The Atlanta Symphony Orchestra presented its annual Side By Side concert on Saturday, an event in which more than 50 young musicians from the Atlanta Symphony Youth Orchestra, the ASO’s Talent Development Program and other Atlanta student musicians came together to perform with an equal number of ASO professionals.

It was also the debut of Joseph Young, the ASO’s new assistant conductor and new music director of ASYO, thus the first opportunity for Atlantans to see him conduct — unless, that is, you happened to catch his recent stand-in performance at this year’s Spoleto Festival USA in his hometown of Charleston on May 28. Young made his debut there with the Spoleto Festival Orchestra when scheduled conductor Joana Carneiro canceled for personal reasons. He was already at Spoleto as assistant conductor for Janáček’s opera “Kát’a Kabanová” and then led the orchestra in two 20th-century masterworks: Samuel Barber’s “Adagio for Strings” and Bartok’s “Concerto for Orchestra,” plus the “Doctor Atomic Symphony” by John Adams, to enthusiastic review.

By contrast, Saturday’s concert at Symphony Hall was founded on an entirely different premise, to give young players the exceptional educational opportunity to rehearse and play symphonic repertoire alongside the top-level professionals of the ASO. The primary goal was not to entertain the modest audience, mostly families and friends of the young musicians involved. As such, the event doesn’t beg the same kind of critical review as a subscription series concert, but as Young’s ASO debut it does warrant observation and remark.

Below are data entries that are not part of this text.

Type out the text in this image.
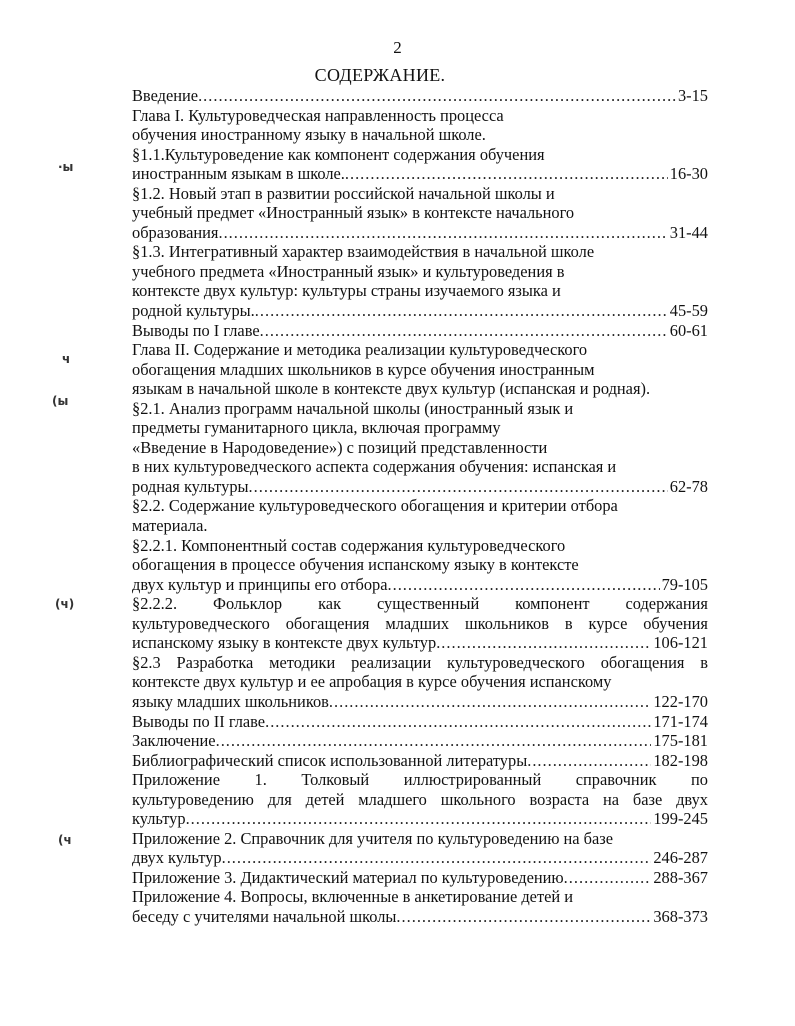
2
СОДЕРЖАНИЕ.
·ы
ч
(ы
(ч)
(ч
Введение .....	3-15
Глава I. Культуроведческая направленность процесса
обучения иностранному языку в начальной школе.
§1.1.Культуроведение как компонент содержания обучения
иностранным языкам в школе. .....	16-30
§1.2. Новый этап в развитии российской начальной школы и
учебный предмет «Иностранный язык» в контексте начального
образования .....	31-44
§1.3. Интегративный характер взаимодействия в начальной школе
учебного предмета «Иностранный язык» и культуроведения в
контексте двух культур: культуры страны изучаемого языка и
родной культуры. .....	45-59
Выводы по I главе .....	60-61
Глава II. Содержание и методика реализации культуроведческого
обогащения младших школьников в курсе обучения иностранным
языкам в начальной школе в контексте двух культур (испанская и родная).
§2.1. Анализ программ начальной школы (иностранный язык и
предметы гуманитарного цикла, включая программу
«Введение в Народоведение») с позиций представленности
в них культуроведческого аспекта содержания обучения: испанская и
родная культуры .....	62-78
§2.2. Содержание культуроведческого обогащения и критерии отбора
материала.
§2.2.1. Компонентный состав содержания культуроведческого
обогащения в процессе обучения испанскому языку в контексте
двух культур и принципы его отбора .....	79-105
§2.2.2. Фольклор как существенный компонент содержания
культуроведческого обогащения младших школьников в курсе обучения
испанскому языку в контексте двух культур .....	106-121
§2.3 Разработка методики реализации культуроведческого обогащения в
контексте двух культур и ее апробация в курсе обучения испанскому
языку младших школьников .....	122-170
Выводы по II главе .....	171-174
Заключение .....	175-181
Библиографический список использованной литературы .....	182-198
Приложение 1. Толковый иллюстрированный справочник по
культуроведению для детей младшего школьного возраста на базе двух
культур .....	199-245
Приложение 2. Справочник для учителя по культуроведению на базе
двух культур .....	246-287
Приложение 3. Дидактический материал по культуроведению .....	288-367
Приложение 4. Вопросы, включенные в анкетирование детей и
беседу с учителями начальной школы .....	368-373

Young officially came on board with the ASO at the beginning of June. Given his job description, the orchestral mix of pros and students is a fitting context for his debut. Word is that some serious time was devoted to rehearsal of students, coaching sessions for each section, social time over lunch including pros and students, and final full orchestra rehearsals leading up to Saturday evening’s concert.

After introductory remarks from Justin Blalock, the Atlanta Falcons #63 offensive guard who also serves as ASO spokesperson for music education, the concert opened with the Academic Festival Overture of Brahms, followed by classical standards by Bizet, Tchaikovsky and Saint-Saëns.

But the highlight of the program came next: the Berceuse and Finale from Stravinsky’s “Firebird Suite,” in the 1919 version. You can find a snippet of this performance posted on the ASO’s Facebook page. The putative final work was the title music from John Williams’ “Star Wars: Suite for Orchestra,” but there was one more thing to be done. Blalock was invited to conduct Sousa’s “The Stars and Stripes Forever,” albeit with a few assisting gestures from Young here and there.

As for Young’s own conducting, he has a vocabulary of gestures that audiences will begin to identify as his, neither superfluous nor overwrought, and a clear responsiveness to what the musicians are doing. His technique seems no-nonsense and pragmatic, but again, we have the context of this concert to consider. If Saturday’s “Firebird” excerpt and reports from Spoleto are any indication, Young will be one to watch from interpretive perspective beyond the mere mechanics of the job — especially, one might wager, for works of the 20th and 21st centuries.

He will also prove a significant asset to the ASO beyond conducting, as Young demonstrated an unusual ease and fluency in talking to the audience. Usually I’m a “shut up and play” kind of audience member, but I know well the value of a communicator. In that regard, Young will be an excellent ambassador to the community at large, both in concert and civic appearances.

For those who want to see Joseph Young in action, in a noneducational performance context, there are three upcoming ASO concerts he will be conducting: at Piedmont Park on June 19 and 26, then again for the ASO’s Celebrate America performance at Verizon Wireless Amphitheatre on June 28, the orchestra’s last concert before their long summer hiatus.